An interesting interview. He’s being a little too politically correct here, though:

…in the 21st century we need teachers who teach math and science to have expertise in math and science. So there needs to be an upgrade there, and refocus on how much we value those teachers. As you know, in this country, we don’t pay our teachers all that well. We need to rethink that.

The problem isn’t that we don’t pay teachers well, at least on average. The problem is that we don’t pay the valuable ones enough, and we pay the worthless ones far too much, thanks to the unions. We need to be able to adequately compensate the teachers who have actual useful knowledge to impart, and get rid of the ones who don’t. This would all start by eliminating the worthless, or to be more accurate, negative-value, “education” major.

Fanny And Freddy

I’m not a big David Brooks fan, but he takes the political class to task much more than he’s usually willing to in today’s column.
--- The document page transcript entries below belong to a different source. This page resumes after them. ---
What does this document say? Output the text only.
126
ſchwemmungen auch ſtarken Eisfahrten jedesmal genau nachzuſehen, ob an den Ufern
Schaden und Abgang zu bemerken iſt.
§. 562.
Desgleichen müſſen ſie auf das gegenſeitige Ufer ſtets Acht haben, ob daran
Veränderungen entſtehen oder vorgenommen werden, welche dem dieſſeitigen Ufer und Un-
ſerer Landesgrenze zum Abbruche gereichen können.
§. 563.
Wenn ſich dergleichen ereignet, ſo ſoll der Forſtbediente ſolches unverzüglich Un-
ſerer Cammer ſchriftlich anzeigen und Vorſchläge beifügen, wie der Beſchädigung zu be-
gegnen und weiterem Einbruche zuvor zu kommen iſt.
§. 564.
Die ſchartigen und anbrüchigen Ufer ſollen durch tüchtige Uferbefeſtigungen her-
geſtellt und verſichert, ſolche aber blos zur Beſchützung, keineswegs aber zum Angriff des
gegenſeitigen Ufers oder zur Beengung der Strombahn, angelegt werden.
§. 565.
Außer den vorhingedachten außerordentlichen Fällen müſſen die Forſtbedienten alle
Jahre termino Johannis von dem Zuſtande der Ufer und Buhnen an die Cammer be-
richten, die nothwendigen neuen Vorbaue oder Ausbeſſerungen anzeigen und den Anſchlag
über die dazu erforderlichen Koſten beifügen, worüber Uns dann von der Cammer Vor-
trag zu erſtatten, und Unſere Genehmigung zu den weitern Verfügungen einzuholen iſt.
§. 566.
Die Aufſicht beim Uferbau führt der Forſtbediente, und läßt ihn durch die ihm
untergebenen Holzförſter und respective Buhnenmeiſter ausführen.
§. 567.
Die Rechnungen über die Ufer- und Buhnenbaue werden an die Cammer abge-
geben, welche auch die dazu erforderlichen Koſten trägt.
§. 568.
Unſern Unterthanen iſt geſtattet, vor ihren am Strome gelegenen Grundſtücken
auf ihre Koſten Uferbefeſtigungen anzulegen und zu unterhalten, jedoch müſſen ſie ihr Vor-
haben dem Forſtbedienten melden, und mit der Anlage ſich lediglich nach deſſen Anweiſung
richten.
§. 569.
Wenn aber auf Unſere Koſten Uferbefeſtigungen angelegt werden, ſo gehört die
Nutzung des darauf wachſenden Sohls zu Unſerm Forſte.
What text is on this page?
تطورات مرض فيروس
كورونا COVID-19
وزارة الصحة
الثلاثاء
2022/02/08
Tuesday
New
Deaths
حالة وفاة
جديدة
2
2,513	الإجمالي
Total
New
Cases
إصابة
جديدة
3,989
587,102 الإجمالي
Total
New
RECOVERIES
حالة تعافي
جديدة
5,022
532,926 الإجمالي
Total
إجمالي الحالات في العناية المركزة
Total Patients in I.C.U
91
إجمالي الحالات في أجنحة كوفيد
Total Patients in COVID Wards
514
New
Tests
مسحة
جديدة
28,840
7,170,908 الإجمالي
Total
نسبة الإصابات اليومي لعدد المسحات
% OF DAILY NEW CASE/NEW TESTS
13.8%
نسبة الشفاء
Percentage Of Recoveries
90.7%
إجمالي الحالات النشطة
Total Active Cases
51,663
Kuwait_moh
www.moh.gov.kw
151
Morgenson and Rosner write with barely suppressed rage, as if great crimes are being committed. But there are no crimes. This is how Washington works. Only two of the characters in this tale come off as egregiously immoral. Johnson made $100 million while supposedly helping the poor. Representative Barney Frank, whose partner at the time worked for Fannie, was arrogantly dismissive when anybody raised doubts about the stability of the whole arrangement.

Most of the people were simply doing what reputable figures do in service to a supposedly good cause. Johnson roped in some of the most respected establishment names: Bill Daley, Tom Donilan, Joseph Stiglitz, Dianne Feinstein, Kit Bond, Franklin Raines, Larry Summers, Robert Zoellick, Ken Starr and so on.

Of course, it all came undone. Underneath, Fannie was a cancer that helped spread risky behavior and low standards across the housing industry. We all know what happened next.

The scandal has sent the message that the leadership class is fundamentally self-dealing. Leaders on the center-right and center-left are always trying to create public-private partnerships to spark socially productive activity. But the biggest public-private partnership to date led to shameless self-enrichment and disastrous results.

It has sent the message that we have hit the moment of demosclerosis. Washington is home to a vertiginous tangle of industry associations, activist groups, think tanks and communications shops. These forces have overwhelmed the government that was originally conceived by the founders.

The reckoning started last November, but the real one is yet to come.

A Shock To The Warm Mongers

I’ll obviously have a lot more to say about this in the coming days, but it’s going to be a major battle of one “settled” science versus another:

The big consequences of a major solar calm spell…would be climatic. The next few generations of humanity might not find themselves trying to cope with global warming but rather with a significant cooling. This could overturn decades of received wisdom on such things as CO2 emissions, and lead to radical shifts in government policy worldwide.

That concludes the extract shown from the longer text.